Commentaire de Le Lutin d'Ecouves posté le 09-09-2011 à 19:10:24

Gasp ! Moi qui ne me baigne pas dans l'Atlantique que je trouve trop froid !
Continue, c'est très sympa...

Commentaire de L'Dingo posté le 09-09-2011 à 23:42:18

Episode 1: mon inculture géographique faisait que je n'avais aucune idée de ce que j'allais lire

Episode 2: quelques photos de rails en bois serpentant au travers de paysage d'eau et de verdure et me voici embarqué par l'Epy. good way !

ceci étant, les filles delurées en tenue d'Eve, c'est bien , mais j'attends avec impatience les ours :-)))))))))

Commentaire de Pegase posté le 10-09-2011 à 14:08:35

17kgs. Il faudra tenter de delester un peu plus la procahine fois, ça libère l'esprit.

Les planches, cela doit être bien pratique, mais n'est-ce pas encore un peu trop de civilisation ?

Commentaire de RogerRunner13 posté le 11-09-2011 à 17:51:00

Merci, continue à nous faire rêver....

Commentaire de Jihem posté le 20-09-2011 à 23:48:59

Quand est-ce que tu exposes tes photos ? J'adore l'ambiance de ton récit.
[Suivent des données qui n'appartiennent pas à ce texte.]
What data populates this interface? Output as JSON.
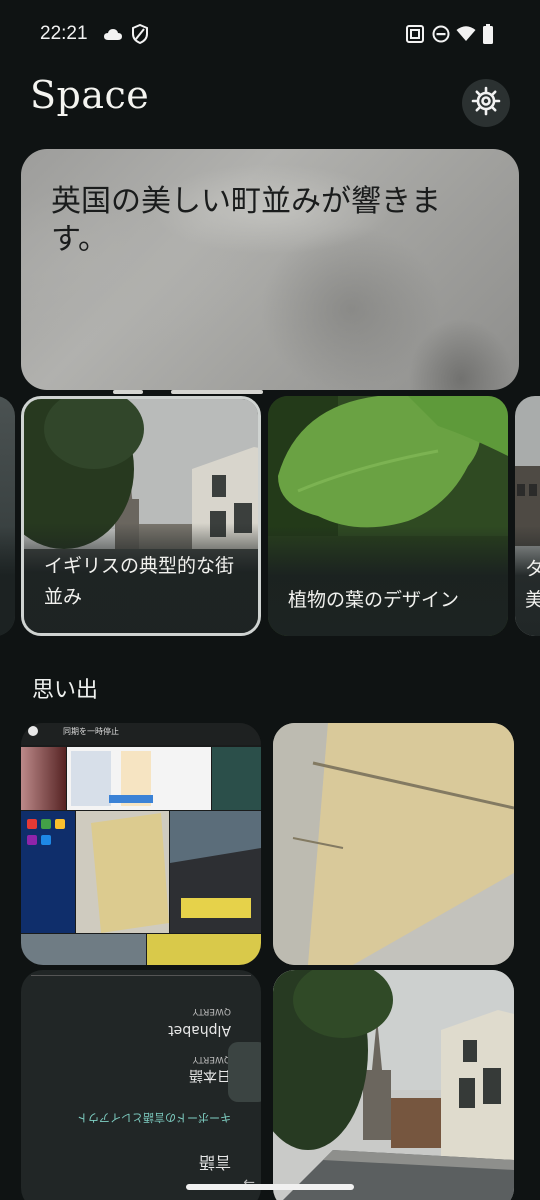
{
  "status_bar": {
    "time": "22:21",
    "icons": [
      "cloud-icon",
      "shield-icon",
      "nfc-icon",
      "do-not-disturb-icon",
      "wifi-icon",
      "battery-icon"
    ]
  },
  "header": {
    "title": "Space",
    "settings_icon": "gear-icon"
  },
  "hero": {
    "text": "英国の美しい町並みが響きます。"
  },
  "topics": [
    {
      "label": "イギリスの典型的な街並み"
    },
    {
      "label": "植物の葉のデザイン"
    },
    {
      "label": "タ 美"
    }
  ],
  "memories": {
    "title": "思い出",
    "items": [
      {
        "type": "screenshot-collage",
        "pause_text": "同期を一時停止"
      },
      {
        "type": "photo-wall"
      },
      {
        "type": "keyboard-screenshot",
        "lines": [
          "QWERTY",
          "Alphabet",
          "QWERTY",
          "日本語",
          "キーボードの言語とレイアウト",
          "言語"
        ]
      },
      {
        "type": "photo-street"
      }
    ]
  },
  "colors": {
    "background": "#0f1313",
    "hero_card": "#a6a6a3",
    "settings_button": "#2b3131"
  }
}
Le shungsleden ça existe vraiment ou c'est une invention de ta part
?

Commentaire de Francois dArras posté le 22-09-2011 à 16:21:58

Une question m'effleure : la bière, elle faisait partie des 17 kg ou le refuge, qui ne semble pas être pourvu en grand chose, est tout de même régulièrement ravitaillé en bière ?

Commentaire de Rag' posté le 25-12-2011 à 19:31:46

Gab, ça donne toujours envie de chausser ses groles et d'arpenter le Kungmachin. Et si, par malheur, je croise des Suédoises nues dans une rivière, sache que je resterai à leur côté. Une rencontre avec un ours est si vite arrivée...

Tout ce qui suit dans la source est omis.